Bonds are a key investing option. But recently there’s been a lot of discussion of the impact of rising interest rates and bonds and the returns that investors in bonds might make. N.C. State University economist Mike Walden explains.
“Traditionally bonds have been considered a very safe investment, particularly if you buy government bonds. And the way a bond works is simply that you turn over an amount of money, let’s say $1,000. The issuer of the bond promises to pay you a certain amount of money per year — let’s say on that $1,000, it’s $30 a year. That works out to be a 3 percent rate of return. Then when you sell the bond when it comes due, you cash in the bond, you get your $1,000 back. People view that as a very simple proposition – (a) very safe way to earn money.

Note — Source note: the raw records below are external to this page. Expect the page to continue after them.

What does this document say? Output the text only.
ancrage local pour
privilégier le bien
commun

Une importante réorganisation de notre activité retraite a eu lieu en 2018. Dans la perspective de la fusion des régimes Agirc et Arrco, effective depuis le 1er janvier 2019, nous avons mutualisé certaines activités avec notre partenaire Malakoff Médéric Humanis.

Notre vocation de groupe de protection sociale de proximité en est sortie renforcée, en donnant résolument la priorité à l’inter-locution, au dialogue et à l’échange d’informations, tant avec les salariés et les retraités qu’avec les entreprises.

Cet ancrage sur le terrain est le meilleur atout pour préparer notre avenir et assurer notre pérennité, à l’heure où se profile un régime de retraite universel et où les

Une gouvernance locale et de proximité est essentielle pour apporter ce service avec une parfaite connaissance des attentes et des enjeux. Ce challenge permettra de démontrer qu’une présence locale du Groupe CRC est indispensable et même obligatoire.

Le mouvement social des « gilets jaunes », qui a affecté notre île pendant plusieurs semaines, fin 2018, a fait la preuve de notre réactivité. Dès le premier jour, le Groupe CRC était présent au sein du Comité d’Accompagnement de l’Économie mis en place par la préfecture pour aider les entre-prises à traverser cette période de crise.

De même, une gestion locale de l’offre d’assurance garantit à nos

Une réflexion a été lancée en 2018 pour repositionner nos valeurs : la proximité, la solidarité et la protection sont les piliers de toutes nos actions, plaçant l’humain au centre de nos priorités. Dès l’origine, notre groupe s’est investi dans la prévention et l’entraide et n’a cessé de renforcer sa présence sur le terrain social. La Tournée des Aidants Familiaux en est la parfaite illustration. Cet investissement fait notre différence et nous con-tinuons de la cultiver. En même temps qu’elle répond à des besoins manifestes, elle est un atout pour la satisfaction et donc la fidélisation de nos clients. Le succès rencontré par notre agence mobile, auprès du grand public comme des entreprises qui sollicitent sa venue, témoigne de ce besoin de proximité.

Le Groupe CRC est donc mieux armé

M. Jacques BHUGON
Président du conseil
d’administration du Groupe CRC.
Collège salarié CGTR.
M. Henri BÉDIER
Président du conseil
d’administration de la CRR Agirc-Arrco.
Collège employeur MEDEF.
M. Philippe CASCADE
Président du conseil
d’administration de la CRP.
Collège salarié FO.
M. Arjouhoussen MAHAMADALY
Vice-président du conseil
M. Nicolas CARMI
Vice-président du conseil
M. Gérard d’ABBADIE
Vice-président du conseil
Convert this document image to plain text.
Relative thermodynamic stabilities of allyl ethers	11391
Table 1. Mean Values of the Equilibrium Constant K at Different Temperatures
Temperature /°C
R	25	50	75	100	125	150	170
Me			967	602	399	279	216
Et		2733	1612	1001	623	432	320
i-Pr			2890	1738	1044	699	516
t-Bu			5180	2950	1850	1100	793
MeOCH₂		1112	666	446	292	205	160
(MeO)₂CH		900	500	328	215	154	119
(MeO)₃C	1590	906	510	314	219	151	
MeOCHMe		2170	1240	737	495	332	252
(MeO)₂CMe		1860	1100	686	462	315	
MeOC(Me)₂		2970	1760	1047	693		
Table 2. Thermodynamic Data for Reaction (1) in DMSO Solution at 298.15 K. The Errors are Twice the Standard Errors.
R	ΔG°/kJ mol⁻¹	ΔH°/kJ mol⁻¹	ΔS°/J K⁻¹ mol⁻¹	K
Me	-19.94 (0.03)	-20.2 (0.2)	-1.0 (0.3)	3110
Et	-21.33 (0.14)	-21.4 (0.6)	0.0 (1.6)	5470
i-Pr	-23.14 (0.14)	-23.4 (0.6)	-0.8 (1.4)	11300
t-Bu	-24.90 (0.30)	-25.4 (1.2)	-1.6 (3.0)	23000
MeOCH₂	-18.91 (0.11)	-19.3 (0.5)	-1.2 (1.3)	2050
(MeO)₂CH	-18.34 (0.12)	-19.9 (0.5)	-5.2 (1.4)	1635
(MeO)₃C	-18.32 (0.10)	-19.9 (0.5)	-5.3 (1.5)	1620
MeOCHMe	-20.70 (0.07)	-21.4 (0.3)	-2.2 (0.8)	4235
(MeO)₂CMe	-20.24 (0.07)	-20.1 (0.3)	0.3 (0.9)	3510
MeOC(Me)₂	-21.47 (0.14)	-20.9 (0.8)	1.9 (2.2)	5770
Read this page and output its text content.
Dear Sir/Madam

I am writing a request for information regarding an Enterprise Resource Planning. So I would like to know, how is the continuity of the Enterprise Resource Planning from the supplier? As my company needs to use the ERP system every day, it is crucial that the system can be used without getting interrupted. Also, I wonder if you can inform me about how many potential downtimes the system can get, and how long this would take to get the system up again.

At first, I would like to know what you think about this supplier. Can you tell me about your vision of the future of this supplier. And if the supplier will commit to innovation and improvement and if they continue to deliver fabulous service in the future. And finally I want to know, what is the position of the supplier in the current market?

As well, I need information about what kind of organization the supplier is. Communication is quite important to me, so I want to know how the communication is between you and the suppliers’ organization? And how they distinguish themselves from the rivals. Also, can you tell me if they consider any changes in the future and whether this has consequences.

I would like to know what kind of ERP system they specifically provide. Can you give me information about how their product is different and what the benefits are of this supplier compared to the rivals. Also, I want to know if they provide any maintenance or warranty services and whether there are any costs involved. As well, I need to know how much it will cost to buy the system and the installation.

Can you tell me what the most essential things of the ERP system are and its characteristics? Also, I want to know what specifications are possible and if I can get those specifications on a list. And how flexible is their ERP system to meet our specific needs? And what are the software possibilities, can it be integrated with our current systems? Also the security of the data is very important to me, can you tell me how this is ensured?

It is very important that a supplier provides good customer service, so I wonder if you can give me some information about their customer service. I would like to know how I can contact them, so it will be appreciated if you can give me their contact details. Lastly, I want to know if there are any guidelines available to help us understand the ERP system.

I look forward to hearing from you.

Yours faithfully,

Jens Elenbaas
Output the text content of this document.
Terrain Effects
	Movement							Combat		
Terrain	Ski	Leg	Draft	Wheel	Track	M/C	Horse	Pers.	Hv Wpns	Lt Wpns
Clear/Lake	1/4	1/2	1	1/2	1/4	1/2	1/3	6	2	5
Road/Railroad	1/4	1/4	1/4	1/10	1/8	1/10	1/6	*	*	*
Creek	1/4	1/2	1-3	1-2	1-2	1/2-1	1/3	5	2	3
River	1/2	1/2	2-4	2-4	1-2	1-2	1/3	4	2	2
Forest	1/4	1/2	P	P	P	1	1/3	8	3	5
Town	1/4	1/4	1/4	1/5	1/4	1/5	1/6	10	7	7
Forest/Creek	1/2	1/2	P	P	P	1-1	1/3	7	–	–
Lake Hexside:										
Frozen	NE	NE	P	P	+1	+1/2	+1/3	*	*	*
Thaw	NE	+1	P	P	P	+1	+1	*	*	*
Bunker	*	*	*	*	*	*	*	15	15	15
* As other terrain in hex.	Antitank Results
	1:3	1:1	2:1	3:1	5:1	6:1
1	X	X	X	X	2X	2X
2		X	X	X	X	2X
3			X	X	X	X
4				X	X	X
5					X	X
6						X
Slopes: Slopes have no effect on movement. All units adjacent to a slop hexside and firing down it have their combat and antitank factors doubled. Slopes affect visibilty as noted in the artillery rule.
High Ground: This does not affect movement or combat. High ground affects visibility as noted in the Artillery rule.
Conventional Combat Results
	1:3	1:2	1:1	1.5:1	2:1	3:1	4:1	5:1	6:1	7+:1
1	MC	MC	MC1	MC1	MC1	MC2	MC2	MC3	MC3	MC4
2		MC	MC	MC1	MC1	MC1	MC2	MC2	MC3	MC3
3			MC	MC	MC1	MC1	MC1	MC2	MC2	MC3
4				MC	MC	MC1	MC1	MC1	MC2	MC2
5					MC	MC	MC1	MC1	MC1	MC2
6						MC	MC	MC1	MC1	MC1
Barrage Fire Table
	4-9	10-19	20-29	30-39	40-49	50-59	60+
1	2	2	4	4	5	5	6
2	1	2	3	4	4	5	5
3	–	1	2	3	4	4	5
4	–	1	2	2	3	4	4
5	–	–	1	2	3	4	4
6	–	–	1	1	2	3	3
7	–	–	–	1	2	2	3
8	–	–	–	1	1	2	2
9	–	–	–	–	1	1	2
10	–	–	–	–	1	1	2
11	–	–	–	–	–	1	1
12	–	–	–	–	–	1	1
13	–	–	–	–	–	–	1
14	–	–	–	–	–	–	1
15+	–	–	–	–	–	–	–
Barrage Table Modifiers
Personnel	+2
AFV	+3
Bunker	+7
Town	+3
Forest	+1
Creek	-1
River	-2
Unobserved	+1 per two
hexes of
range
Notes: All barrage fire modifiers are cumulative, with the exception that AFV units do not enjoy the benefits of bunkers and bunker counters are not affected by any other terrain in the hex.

“Now the problem comes in if you want to sell your bond before its due date, which is very, which is very, very typical. That’s done all the time. Then you have to worry about … the interest rate you’re earning on your bond, which is going to be fixed, and the interest rate on new bonds. Obviously, if someone is looking at buying your bond and paying 3 percent, whereas if they can turn around and buy a brand new bond that’s paying, say, 4 percent, they’re not going to pay you your $1,000. They’re going to pay you something less.
“So people who have bonds that are paying below market interest rates when they try to sell them, they’re going to … take a loss. And that is an issue … that many people right now are facing because interest rates on long-term bonds are going up.
“So this is a risk of bonds that people need to consider. And it’s a risk that I think many are not aware of.”